How can I count the frequency of each word in a string?

You can use the each_with_object method in Ruby to create a hash where the keys are the words in the string and the values are the frequencies of each word. For example, "Hello, world! Hello, Ruby!".downcase.split.each_with_object(Hash.new(0)) { |word, count| count[word] += 1 } would return {"hello"=>2, "world!"=>1, "ruby!"=>1}.

How can I count words in a string that contains special characters?

You can use the gsub method in Ruby to replace special characters with spaces before splitting the string into words.
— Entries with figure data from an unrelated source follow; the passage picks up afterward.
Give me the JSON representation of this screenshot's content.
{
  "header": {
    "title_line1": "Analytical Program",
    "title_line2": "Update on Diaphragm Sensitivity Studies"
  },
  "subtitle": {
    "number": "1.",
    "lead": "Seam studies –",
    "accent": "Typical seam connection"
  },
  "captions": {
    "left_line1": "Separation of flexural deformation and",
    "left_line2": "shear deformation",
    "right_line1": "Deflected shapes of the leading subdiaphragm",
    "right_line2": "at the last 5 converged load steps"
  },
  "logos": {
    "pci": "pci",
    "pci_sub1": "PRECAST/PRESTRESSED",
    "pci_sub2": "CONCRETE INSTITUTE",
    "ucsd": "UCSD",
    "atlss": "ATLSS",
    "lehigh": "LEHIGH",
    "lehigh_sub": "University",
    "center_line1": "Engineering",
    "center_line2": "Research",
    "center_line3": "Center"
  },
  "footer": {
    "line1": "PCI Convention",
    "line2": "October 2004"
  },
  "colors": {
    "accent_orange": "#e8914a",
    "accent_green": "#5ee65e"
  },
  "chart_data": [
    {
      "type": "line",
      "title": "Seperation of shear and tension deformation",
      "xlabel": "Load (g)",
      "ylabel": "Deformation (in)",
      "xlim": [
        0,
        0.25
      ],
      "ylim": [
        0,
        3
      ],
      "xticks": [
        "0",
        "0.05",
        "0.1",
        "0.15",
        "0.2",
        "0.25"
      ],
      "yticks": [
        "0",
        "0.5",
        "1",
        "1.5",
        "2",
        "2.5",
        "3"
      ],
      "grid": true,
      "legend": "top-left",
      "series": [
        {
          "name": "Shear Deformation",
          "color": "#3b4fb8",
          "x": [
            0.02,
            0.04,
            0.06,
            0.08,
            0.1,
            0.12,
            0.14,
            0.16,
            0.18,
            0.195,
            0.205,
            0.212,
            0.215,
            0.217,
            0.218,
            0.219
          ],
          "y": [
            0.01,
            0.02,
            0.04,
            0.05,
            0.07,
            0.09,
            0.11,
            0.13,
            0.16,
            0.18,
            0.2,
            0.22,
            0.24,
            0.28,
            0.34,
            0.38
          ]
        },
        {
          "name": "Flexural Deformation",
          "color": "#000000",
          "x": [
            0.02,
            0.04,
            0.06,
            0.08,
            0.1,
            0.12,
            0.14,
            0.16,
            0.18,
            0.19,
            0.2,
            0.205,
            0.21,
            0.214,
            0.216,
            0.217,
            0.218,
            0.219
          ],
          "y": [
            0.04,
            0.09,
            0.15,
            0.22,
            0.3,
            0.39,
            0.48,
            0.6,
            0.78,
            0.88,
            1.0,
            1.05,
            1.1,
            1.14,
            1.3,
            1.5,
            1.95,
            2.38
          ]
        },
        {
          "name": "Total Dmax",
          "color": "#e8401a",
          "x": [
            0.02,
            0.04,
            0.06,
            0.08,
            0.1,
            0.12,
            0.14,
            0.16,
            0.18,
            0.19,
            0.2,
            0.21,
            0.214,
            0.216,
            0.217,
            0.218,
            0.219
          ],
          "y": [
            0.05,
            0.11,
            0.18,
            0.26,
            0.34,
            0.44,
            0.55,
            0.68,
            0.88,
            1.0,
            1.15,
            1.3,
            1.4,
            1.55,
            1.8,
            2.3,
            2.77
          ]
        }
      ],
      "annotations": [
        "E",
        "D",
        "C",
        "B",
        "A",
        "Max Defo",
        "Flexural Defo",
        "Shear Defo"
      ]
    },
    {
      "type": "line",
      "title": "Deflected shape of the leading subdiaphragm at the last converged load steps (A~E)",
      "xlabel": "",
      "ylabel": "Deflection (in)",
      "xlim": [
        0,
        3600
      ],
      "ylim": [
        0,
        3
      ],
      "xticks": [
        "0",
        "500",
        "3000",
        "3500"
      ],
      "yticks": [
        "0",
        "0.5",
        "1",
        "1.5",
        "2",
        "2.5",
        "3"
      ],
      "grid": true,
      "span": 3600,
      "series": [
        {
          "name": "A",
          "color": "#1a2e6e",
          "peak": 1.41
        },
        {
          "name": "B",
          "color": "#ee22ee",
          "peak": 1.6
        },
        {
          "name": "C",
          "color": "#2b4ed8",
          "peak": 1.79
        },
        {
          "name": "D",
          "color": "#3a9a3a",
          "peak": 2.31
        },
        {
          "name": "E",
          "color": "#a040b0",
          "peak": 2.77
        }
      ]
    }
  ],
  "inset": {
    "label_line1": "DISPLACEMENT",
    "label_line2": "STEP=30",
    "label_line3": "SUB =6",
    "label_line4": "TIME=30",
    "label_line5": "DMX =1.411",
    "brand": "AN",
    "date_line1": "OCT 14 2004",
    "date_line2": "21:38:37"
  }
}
For example, "Hello@world!".gsub(/[@]/, ' ').split.size would return 2. This ensures that special characters do not interfere with the word count.

How can I count words in a string that contains numbers?

You can use the gsub method in Ruby to replace numbers with spaces before splitting the string into words. For example, "Hello1world!".gsub(/[0-9]/, ' ').split.size would return 2. This ensures that numbers do not interfere with the word count.

How can I count words in a string ignoring whitespace?

You can use the squeeze method in Ruby to remove extra whitespace before splitting the string into words. For example, "Hello, world!".squeeze(' ').split.size would return 2. This ensures that extra whitespace does not interfere with the word count.

How can I count words in a string that contains hyphenated words?

You can use the split method in Ruby with a regular expression to split the string into words at spaces or hyphens. For example, "Hello-world!".split(/[\s-]/).size would return 2. This ensures that hyphenated words are counted as two separate words.

How can I count words in a string that contains contractions?

You can use the split method in Ruby with a regular expression to split the string into words at spaces or apostrophes that are not part of contractions. For example, "I'm a Ruby programmer.".split(/[\s'](?=[a-z])/i).size would return 4. This ensures that contractions are counted as a single word.